The words “thank you” will never be enough, and I know that, and wish I could come up with some brilliantly poetic phrase to aptly articulate my profound, profound, profound gratitude. I am thankful for the collective kindness of everyone in this room, the extraordinary opportunities that have been so undeservedly yet continually offered, the patience, humility, and willingness to listen to my ideas and experiences, the faith that has been loaned to allow projects to develop, and the utterly bottomless generosity afforded to me that I have been so unimaginably honored to have received.

 


“Thank you” is not enough, in part because it is not, in and of itself, action. Instead, I will promise this: I promise to embody the spirit of ICN as I move throughout my psychology doctorate training, when I enter the field of pediatric psychology as a professional, and with every human being I encounter, be it in the hospital or on a street corner.
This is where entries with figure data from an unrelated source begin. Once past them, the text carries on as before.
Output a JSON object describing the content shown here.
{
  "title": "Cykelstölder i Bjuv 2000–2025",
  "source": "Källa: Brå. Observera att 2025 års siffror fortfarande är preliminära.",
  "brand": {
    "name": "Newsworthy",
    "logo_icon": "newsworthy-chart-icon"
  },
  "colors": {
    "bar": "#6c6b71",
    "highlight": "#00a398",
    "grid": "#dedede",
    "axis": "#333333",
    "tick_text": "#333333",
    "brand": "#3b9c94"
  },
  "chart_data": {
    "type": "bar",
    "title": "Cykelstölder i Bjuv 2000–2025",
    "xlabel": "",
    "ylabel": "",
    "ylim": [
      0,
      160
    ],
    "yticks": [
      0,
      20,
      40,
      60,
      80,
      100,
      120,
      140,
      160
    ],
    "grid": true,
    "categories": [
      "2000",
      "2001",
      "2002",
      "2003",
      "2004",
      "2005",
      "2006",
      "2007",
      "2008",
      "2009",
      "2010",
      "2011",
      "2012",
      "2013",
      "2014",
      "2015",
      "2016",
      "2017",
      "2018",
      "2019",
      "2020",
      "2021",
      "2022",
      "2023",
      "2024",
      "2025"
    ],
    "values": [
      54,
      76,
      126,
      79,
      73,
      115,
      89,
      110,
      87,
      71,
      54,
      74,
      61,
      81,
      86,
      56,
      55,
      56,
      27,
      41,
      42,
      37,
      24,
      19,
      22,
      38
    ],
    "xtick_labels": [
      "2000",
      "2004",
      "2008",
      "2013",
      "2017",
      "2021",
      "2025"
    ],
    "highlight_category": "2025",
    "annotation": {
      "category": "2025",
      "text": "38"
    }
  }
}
I promise to play a role in the cultural revolution that is innovative collaborative care, to be proud and firm in constructing the values-informed medical traditions of tomorrow, and to help set the world on fire with the formidable (onerous) but righteous idea that clinicians, patients, and parents should stand shoulder to shoulder in medical care.

 


I have seen and felt the unparalleled power of this network, I have witnessed how kindness changes the world, I have been so humbled, fortified, and impassioned by sharing the vision of collaborative, personalized, and humanistic medicine with all of you. It is a cultural revolution, it is a new tradition, and it is something I am so very, very, very honored to have been a part of.


The Moment

Jennie at the Finish Line

I can, very clearly, recall the moment I realized I was a patient. There had been hints, of course: my Crohn’s diagnosis, lining up pill bottles on the counter, and my parents memorizing the GI nurse’s number. But I had obstinately protested, believing – if nothing else – that I wasn’t sick, I couldn’t possibly have a chronic illness, this was all just temporary. But after a few weeks, when the fall started to freeze into winter, the stark realization that the illness wasn’t going anywhere began to settle in. And then, during an appointment, my GI gently nudged a piece of paper towards me with the name and email address of “another girl like me,” meaning another pediatric patient. Finally it hit me square between the eyes – I had a chronic illness, I was going to be a patient forever, there were others “like me.”